Zdjęcia makro zrobione obiektywem ze Smieny 8M

Smiena 8M - obiektyw do makro

Zdjęcie wykonane aparatem cyfrowym i przerobionym ze Smieny 8M obiektywem. Opis przeróbki w poprzednim wpisie. Dalej znajdziesz jeszcze trzy zdjęcia wykonane z dodatkowymi pierścieniami pośrednimi. Dało to możliwość uzyskania większej skali odwzorowania.


Smiena 8M - obiektyw do makro plus pierścień pośredni 21mm
Smiena 8M – obiektyw do makro plus pierścień pośredni 21mm

Smiena 8M - obiektyw do makro plus pierścień pośredni 31mm
Smiena 8M – obiektyw do makro plus pierścień pośredni 31mm

Smiena 8M - obiektyw do makro plus pierściń pośredni 31mm
Smiena 8M – obiektyw do makro plus pierścień pośredni 31mm

6 komentarzy do “Zdjęcia makro zrobione obiektywem ze Smieny 8M”

  1. Brawo konkurencie w myśleniu i kombinowaniu. Miałem jeszcze ciekawszy obiektyw – do czytnika z możliwością czytania z mikrokart i tzw kropek.Z F 2.0 bez przesłony. Stały otwór. Używałem go jako lupy zegarmistrzowskiej, niestety wcięło go w czasie remontu.Pokazałem niedawno zdjęcia i jak je zrobiłem ,używając szkła pow.od lupy do znaczków.Jak widać -też można.
    Ciekawy jest Twój pomysł.Pozdrawiam.

  2. Witam. Gratuluję pomysłu. Super sprawa, będę próbował zrobić podobny :-)mam nadzieję że mi się uda. Pozdrawiam.

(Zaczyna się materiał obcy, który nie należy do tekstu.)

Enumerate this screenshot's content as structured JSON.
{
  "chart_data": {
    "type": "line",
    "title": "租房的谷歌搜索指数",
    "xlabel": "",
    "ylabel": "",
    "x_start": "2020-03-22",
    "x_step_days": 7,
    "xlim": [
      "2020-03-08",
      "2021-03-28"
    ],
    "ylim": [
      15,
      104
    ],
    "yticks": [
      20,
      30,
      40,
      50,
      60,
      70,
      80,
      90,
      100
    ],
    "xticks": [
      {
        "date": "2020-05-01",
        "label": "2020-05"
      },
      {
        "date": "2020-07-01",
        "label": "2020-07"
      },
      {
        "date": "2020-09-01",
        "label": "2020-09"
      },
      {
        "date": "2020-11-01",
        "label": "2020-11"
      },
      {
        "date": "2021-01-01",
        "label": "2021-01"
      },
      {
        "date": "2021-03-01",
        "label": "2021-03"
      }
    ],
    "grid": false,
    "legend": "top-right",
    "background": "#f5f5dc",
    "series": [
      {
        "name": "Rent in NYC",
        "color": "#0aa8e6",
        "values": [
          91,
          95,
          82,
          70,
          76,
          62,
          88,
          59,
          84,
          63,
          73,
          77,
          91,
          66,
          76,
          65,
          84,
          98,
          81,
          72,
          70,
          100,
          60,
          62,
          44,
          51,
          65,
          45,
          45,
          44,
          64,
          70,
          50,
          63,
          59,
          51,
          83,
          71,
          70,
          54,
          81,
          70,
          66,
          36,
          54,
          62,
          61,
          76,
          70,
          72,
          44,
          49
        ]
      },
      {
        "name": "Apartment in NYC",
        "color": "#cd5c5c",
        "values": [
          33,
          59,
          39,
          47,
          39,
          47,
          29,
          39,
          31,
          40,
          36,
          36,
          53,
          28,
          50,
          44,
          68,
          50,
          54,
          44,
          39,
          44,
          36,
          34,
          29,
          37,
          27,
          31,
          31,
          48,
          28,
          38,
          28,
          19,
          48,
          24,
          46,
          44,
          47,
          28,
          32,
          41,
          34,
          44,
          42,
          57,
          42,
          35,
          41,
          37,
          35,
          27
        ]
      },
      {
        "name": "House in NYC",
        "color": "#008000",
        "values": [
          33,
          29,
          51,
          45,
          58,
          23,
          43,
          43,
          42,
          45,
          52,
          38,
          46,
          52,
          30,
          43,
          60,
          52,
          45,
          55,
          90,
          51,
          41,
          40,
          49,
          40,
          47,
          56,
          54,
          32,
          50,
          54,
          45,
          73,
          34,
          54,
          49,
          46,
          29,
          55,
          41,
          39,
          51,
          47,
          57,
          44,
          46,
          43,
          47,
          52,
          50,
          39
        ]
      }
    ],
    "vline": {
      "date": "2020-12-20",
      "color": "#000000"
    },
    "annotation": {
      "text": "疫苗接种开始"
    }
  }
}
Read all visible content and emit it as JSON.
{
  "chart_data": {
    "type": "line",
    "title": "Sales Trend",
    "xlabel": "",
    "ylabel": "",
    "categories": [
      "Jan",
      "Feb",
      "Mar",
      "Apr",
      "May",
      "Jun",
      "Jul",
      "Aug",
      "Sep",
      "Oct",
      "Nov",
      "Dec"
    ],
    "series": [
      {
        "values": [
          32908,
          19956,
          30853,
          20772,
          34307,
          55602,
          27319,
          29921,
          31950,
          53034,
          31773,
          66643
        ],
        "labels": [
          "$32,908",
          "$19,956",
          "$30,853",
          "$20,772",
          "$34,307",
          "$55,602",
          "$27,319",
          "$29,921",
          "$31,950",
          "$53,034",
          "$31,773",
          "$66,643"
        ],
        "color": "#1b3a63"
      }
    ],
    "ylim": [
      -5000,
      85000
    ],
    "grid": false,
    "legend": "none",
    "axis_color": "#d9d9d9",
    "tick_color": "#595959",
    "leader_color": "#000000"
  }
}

  3. Świetny pomysł! Mam smienę 8, tylko taki troszkę inny model. Już się właśnie zastanawiałem, co z nią zrobić, a teraz chyba skorzystam z tego pomysłu. Bardzo dziękuję!

  4. Stwierdzenie :”Zdjęcie wykonane aparatem cyfrowym i przerobionym ze Smieny 8M obiektywem” nie wiele mi mówi. Mam aparat kompaktowy Olympus Stylus XZ-2 i gdy “dołożę” do niego obiektyw jak mi się wydaje, ze lepszy niż w Smienie (np. z praktiki”) to mam bardzo duże winietowanie nie chce napisać, ze jest ono jak ….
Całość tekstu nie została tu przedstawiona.